In my early days of wine collecting back in the late 1990’s, I remember a memorable incident that underscored this point from a different, but even more venerable source. I went to George Heron’s store Fine Wines here in Stockton, and encountered the late Gene Quilter who used to staff the counter in those days. Those of you who knew Gene can attest to his impeccable credentials as a wine expert, and his rather opinionated views expressed with a charming Irish accent. I presented myself as a novice and told him that I was starting a wine cellar and needed advice on what domestic wines I should purchase as a core of the collection. Gene did not miss a beat; he said, “don’t!”. He then went on to expound on how unreliable such wines were, how non-ageworthy they could be, and that my outlook should be reoriented towards Bordeaux. We then poured over a list of Bordeaux futures Fine Wines had released and he marked a number of names for me to buy. That list of Gene’s was my guiding light for many years until I learned more about Bordeaux and began making my own purchasing decisions. In the meanwhile, my burgeoning wine collection turned into something that was nearly 100% French.

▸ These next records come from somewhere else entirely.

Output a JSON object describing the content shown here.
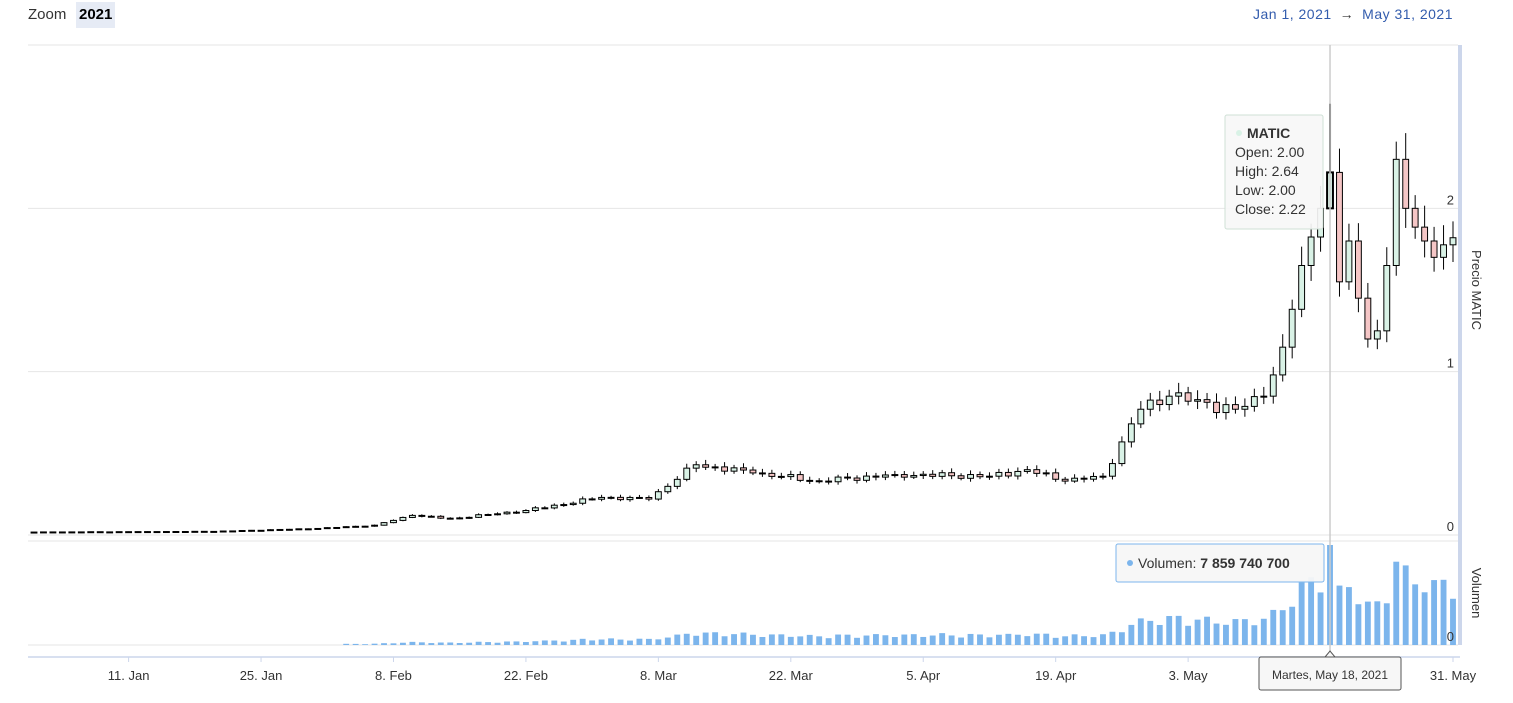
{
  "toolbar": {
    "zoom_label": "Zoom",
    "zoom_value": "2021",
    "range_from": "Jan 1, 2021",
    "range_arrow": "→",
    "range_to": "May 31, 2021"
  },
  "tooltip": {
    "series_name": "MATIC",
    "open": "Open: 2.00",
    "high": "High: 2.64",
    "low": "Low: 2.00",
    "close": "Close: 2.22",
    "volume_label": "Volumen: ",
    "volume_value": "7 859 740 700",
    "date_label": "Martes, May 18, 2021"
  },
  "colors": {
    "up_fill": "#d9f2e6",
    "down_fill": "#f5c6c6",
    "volume": "#7cb5ec",
    "grid": "#e6e6e6",
    "navigator": "#ccd6eb"
  },
  "chart_data": {
    "type": "candlestick",
    "title": "",
    "x_start": "2021-01-01",
    "x_end": "2021-05-31",
    "x_tick_labels": [
      "11. Jan",
      "25. Jan",
      "8. Feb",
      "22. Feb",
      "8. Mar",
      "22. Mar",
      "5. Apr",
      "19. Apr",
      "3. May",
      "31. May"
    ],
    "price_axis": {
      "title": "Precio MATIC",
      "ticks": [
        0,
        1,
        2
      ],
      "range": [
        0,
        3
      ]
    },
    "volume_axis": {
      "title": "Volumen",
      "ticks": [
        0
      ]
    },
    "price_waypoints": [
      {
        "date": "2021-01-01",
        "close": 0.018
      },
      {
        "date": "2021-01-20",
        "close": 0.022
      },
      {
        "date": "2021-01-31",
        "close": 0.04
      },
      {
        "date": "2021-02-06",
        "close": 0.06
      },
      {
        "date": "2021-02-10",
        "close": 0.12
      },
      {
        "date": "2021-02-14",
        "close": 0.1
      },
      {
        "date": "2021-02-22",
        "close": 0.15
      },
      {
        "date": "2021-03-02",
        "close": 0.23
      },
      {
        "date": "2021-03-07",
        "close": 0.22
      },
      {
        "date": "2021-03-12",
        "close": 0.43
      },
      {
        "date": "2021-03-18",
        "close": 0.38
      },
      {
        "date": "2021-03-25",
        "close": 0.33
      },
      {
        "date": "2021-04-02",
        "close": 0.37
      },
      {
        "date": "2021-04-12",
        "close": 0.36
      },
      {
        "date": "2021-04-16",
        "close": 0.4
      },
      {
        "date": "2021-04-20",
        "close": 0.33
      },
      {
        "date": "2021-04-24",
        "close": 0.36
      },
      {
        "date": "2021-04-28",
        "close": 0.77
      },
      {
        "date": "2021-05-01",
        "close": 0.85
      },
      {
        "date": "2021-05-08",
        "close": 0.77
      },
      {
        "date": "2021-05-11",
        "close": 0.85
      },
      {
        "date": "2021-05-13",
        "close": 1.15
      },
      {
        "date": "2021-05-15",
        "close": 1.65
      },
      {
        "date": "2021-05-17",
        "close": 2.0
      },
      {
        "date": "2021-05-18",
        "close": 2.22
      },
      {
        "date": "2021-05-19",
        "close": 1.55
      },
      {
        "date": "2021-05-20",
        "close": 1.8
      },
      {
        "date": "2021-05-21",
        "close": 1.45
      },
      {
        "date": "2021-05-22",
        "close": 1.2
      },
      {
        "date": "2021-05-23",
        "close": 1.25
      },
      {
        "date": "2021-05-24",
        "close": 1.65
      },
      {
        "date": "2021-05-25",
        "close": 2.3
      },
      {
        "date": "2021-05-26",
        "close": 2.0
      },
      {
        "date": "2021-05-28",
        "close": 1.8
      },
      {
        "date": "2021-05-29",
        "close": 1.7
      },
      {
        "date": "2021-05-31",
        "close": 1.82
      }
    ],
    "highlight_candle": {
      "date": "2021-05-18",
      "open": 2.0,
      "high": 2.64,
      "low": 2.0,
      "close": 2.22,
      "volume": 7859740700
    },
    "volume_max": 7859740700
  }
}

Imagine my surprise then, when last Christmas I walked into a 2000 bottle private cellar here in Stockton, composed almost entirely of domestic wines, mostly Napa. It belonged to Steve Cottrell with whom I had tasted for many years, but sensed a different wine perspective between us. A tour of his cellar confirmed this impression. I knew France very well, and he knew Napa/Sonoma in such depth that it made me realize a huge gap in my knowledge base that needed to be filled in. Fortunately, generous as he is, Steve has been working on this gap the way it should be done, bottle by bottle.
Case in point was a dinner I hosted last night at Wine Wizard’s, prepared by none other than Dave Cook (see my May 2 2010 blog), to which Steve brought two bottles each of 1985 Jordan, an Alexander Valley Cabarnet, and the much respected Heitz Martha’s Vineyard from 1987. These wines were very much alive and well. They displayed distinctly different styles. The Jordan was more food friendly, ligher in extraction, with a wonderful Bordeaux-like nose, well balanced, and with a surprising wallop of acid in the finish that I usually ascribe to Old World wines. The Heitz had a characteristic Napa eucalyptus nose, was much higher in extraction, displayed bolderflavors like cedar, mint & cocoa, was well balanced, and a bit higher in alcohol than the Jordan. If I had encountered the Heitz in a blind tasting I would have guessed it no more than 5-8 years old. For a 23 year old wine it was amazingly “young” on the palate.
There were 12 participants in the dinner and we all noticed that the Jordans, nimble as they were, disappeared first. The guests had voted with their mouths without saying much about the wines. The Heitz, however worked well as a sipper, especially after dinner. This dinner also featured two bottles of 1982 Far Niente Cabernet discovered accidentally in the cellar of a family member of Willie Wallace. The bottles looked old, and were over the hill, but still drinkable and were completely consumed by the group.
This dinner, along with the earlier Opus experience, also compliments of Steve Cottrell (see my April 8 & May 2 2010 blogs), and yet another occasion for a wonderful 1981 Jordan from Steve, seem to disprove the notions of the wine mentors who formed my early impressions years ago. There are indeed ageworthy domestic wines, but as with all wine collecting, they need to be purchased with the prudent advice of a suitable guide. I may be too old to venture into this area at this point, and should remain content with the generosity of friends like Steve. But then what the hell! Maybe it’s time to start with a few Jordans.